If you differentiate $\frac{1}{1-x}$ twice you get $\frac{2}{(1-x)^3}$

You just differentiate each term in the sum above and divide by 2. After a few terms you should see a pattern then just turn it into an infinite sum.
• Apr 26th 2010, 06:05 PM
Brotha
Thanks, but what would the maclaurin series be? Is it something like
sum_(n=0)^infinity1/2 n (n-1) x^(n-2). How do you get that?
• Apr 26th 2010, 06:21 PM
Quote:

Originally Posted by Brotha
Thanks, but what would the maclaurin series be? Is it something like
sum_(n=0)^infinity1/2 n (n-1) x^(n-2). How do you get that?

$\frac{1}{(1-x)} = \sum_{n=0}^{\infty} x^n = 1 + x + x^2 + x^3 + x^4 + x^5 + x^6 +$ etc...

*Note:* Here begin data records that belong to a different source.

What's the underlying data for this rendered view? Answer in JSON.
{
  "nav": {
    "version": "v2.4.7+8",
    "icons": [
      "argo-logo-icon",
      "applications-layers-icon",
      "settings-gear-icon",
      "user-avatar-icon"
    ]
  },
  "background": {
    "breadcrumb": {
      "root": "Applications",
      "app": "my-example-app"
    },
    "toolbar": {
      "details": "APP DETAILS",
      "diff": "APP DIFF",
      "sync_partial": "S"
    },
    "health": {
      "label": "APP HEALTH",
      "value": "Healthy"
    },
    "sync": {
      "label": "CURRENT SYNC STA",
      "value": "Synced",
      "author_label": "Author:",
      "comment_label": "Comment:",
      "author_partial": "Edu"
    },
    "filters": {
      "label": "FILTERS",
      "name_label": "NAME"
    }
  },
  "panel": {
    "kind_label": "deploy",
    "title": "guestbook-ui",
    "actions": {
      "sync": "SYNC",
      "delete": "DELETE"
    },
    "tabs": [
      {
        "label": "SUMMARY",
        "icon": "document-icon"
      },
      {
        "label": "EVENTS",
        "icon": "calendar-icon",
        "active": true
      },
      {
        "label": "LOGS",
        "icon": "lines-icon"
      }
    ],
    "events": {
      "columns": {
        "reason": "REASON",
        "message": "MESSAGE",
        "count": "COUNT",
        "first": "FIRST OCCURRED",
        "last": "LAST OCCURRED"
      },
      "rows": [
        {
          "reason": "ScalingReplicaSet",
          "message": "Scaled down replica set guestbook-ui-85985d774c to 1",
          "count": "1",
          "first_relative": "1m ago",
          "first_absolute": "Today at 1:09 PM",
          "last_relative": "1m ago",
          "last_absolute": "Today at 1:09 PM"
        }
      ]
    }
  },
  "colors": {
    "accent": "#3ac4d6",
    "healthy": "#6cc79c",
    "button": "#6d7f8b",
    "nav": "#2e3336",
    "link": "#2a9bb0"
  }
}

So differentiate both sides...

$-\frac{1}{(1-x)^2} = 1 + 2x + 3x^2 + 4x^3 + 5 x^4 + 6x^5 +$ etc...

differentiate again...

$\frac{2}{(1-x)^3} = 2 + 6x + 12x^2 + 20x^3 + 30x^4 +$ etc...

This is a series of the form...

$\sum_{n=0}^{\infty} (n+1)(n+2)x^n$.

How did I get this? Just differentiate $x^n$ twice. You don't even need to all that stuff I did above. Just it's good to see it done so you know what's going on.

Differentiating $x^n$ twice gives you $n(n-1)x^{n-2}$. I.e. $(n+2)(n+1)x^n$

So summarizing...

$\frac{2}{(1-x)^3} = \sum_{n=0}^{\infty} (n+2)(n+1)x^n$

=> $\frac{}{(1-x)^3} = \frac{1}{2} \sum_{n=0}^{\infty} (n+2)(n+1)x^n$